Eine Studie von Annett Schirmer und Coautoren (National University of Singapour) zeigt, wie Menschen auch ohne Hundeerfahrung hundliche und menschliche Gesichtsausdrücke gleichermaßen zuordnen können. Den Versuchspersonen wurden entweder Fotos des gesamten Gesichts eines Hundes oder eines Kindes in positiver und negativer Stimmung (beim Spielen bzw. bei sozialer Isolation) vorgeführt, oder ein Bild, das nur den oberen Teil des Gesichts, also die Augenregion zeigte.

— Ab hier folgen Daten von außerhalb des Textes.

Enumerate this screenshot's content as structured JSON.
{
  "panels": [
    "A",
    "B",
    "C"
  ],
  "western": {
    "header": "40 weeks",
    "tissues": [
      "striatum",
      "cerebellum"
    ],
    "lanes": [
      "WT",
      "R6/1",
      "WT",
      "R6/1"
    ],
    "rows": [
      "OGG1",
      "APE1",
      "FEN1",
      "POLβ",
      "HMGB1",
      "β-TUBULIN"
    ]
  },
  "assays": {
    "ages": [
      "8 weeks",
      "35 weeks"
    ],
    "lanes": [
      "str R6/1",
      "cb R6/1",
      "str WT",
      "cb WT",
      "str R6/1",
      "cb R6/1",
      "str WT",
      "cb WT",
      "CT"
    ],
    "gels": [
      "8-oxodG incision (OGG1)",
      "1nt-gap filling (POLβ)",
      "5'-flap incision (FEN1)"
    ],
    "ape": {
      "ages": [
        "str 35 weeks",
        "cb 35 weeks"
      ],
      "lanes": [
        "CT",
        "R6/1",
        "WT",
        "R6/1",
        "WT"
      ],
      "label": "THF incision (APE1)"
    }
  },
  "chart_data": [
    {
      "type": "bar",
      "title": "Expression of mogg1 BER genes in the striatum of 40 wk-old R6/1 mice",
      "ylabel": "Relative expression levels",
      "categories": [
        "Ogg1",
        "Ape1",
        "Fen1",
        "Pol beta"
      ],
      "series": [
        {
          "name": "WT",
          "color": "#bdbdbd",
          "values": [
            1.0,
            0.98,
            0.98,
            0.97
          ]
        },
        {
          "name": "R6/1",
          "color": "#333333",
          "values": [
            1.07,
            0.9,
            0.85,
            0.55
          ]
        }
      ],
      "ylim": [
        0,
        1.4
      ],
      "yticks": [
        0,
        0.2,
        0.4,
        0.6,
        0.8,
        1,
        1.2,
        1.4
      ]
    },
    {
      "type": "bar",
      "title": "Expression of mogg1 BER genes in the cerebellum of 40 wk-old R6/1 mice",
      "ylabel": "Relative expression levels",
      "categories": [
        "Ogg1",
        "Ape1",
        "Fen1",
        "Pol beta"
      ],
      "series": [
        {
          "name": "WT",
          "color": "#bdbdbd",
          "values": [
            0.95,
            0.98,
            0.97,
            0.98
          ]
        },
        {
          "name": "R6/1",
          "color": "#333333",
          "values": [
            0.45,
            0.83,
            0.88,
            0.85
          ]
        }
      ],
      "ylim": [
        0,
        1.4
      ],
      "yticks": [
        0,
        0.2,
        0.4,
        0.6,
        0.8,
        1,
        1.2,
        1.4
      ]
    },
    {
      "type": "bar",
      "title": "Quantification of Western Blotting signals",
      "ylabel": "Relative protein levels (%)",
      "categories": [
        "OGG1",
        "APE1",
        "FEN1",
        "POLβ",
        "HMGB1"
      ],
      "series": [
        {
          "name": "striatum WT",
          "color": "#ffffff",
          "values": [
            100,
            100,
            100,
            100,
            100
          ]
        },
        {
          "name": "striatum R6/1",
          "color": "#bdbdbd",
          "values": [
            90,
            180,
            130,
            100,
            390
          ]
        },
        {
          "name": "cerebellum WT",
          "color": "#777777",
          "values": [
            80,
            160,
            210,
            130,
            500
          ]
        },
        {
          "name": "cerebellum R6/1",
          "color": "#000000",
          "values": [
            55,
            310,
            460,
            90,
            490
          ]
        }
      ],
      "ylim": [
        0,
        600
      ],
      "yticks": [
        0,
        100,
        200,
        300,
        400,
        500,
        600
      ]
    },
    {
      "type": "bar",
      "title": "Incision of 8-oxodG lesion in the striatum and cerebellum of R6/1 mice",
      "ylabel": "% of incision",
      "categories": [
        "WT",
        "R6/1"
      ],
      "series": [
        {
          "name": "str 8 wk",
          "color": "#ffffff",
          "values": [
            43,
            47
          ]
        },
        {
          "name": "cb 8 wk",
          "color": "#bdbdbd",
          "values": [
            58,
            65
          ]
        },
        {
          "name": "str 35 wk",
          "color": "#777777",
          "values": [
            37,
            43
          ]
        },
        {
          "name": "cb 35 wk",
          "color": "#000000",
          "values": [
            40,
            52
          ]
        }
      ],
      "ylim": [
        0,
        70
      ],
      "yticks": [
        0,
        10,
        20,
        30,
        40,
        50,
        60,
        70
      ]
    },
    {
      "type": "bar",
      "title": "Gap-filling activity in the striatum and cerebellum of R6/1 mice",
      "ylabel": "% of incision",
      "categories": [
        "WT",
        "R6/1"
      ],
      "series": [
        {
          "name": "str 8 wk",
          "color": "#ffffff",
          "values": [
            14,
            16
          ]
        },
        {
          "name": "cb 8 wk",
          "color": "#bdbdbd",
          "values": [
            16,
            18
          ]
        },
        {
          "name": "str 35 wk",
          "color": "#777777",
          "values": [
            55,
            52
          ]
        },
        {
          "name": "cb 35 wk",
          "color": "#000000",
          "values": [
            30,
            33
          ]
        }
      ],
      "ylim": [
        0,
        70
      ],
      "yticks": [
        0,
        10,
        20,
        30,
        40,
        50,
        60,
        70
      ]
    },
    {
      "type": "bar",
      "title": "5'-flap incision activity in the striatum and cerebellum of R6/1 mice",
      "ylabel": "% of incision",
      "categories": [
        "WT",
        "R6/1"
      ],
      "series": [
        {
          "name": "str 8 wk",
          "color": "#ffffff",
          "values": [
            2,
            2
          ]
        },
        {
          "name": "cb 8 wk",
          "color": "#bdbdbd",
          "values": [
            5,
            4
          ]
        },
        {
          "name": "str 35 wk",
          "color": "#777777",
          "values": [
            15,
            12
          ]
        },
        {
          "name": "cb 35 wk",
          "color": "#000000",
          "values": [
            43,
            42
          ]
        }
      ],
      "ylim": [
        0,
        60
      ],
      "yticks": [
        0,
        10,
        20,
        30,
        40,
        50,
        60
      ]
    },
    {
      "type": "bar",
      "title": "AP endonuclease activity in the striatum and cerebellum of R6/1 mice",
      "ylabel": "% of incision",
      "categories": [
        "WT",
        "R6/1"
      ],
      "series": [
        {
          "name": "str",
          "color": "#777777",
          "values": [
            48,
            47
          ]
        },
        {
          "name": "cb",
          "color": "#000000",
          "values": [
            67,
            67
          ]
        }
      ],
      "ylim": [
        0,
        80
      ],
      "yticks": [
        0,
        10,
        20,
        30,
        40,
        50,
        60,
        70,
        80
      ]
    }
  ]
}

Menschliche Beobachter konnten unabhängig von ihrer Hundeerfahrung die Bilder der positiven und der negativen Emotion von Hunden und Menschen gleichermaßen zuordnen, wenn sie das gesamte Gesicht gesehen haben. Hundeerfahrung verbesserte zwar das Ergebnis, war aber keine notwendige Voraussetzung dafür. Negative Emotionen wurden genauso gut von Gesamtaufnahmen des Gesichts wie von der zurechtgestutzten Aufnahme mit nur Augenpartien abgelesen. Weibliche Beobachter konnten die affektiven Zustände der fotografierten Menschen und Hunde besser interpretieren, und auch diese Ergebnisse zeigen wieder einmal, dass offensichtlich vergleichbare Mechanismen der Bildbearbeitung im Zusammenleben zwischen Mensch-Mensch und Mensch-Hund aktiviert werden. (PLoS one, Wohl. 8 (9) e74591)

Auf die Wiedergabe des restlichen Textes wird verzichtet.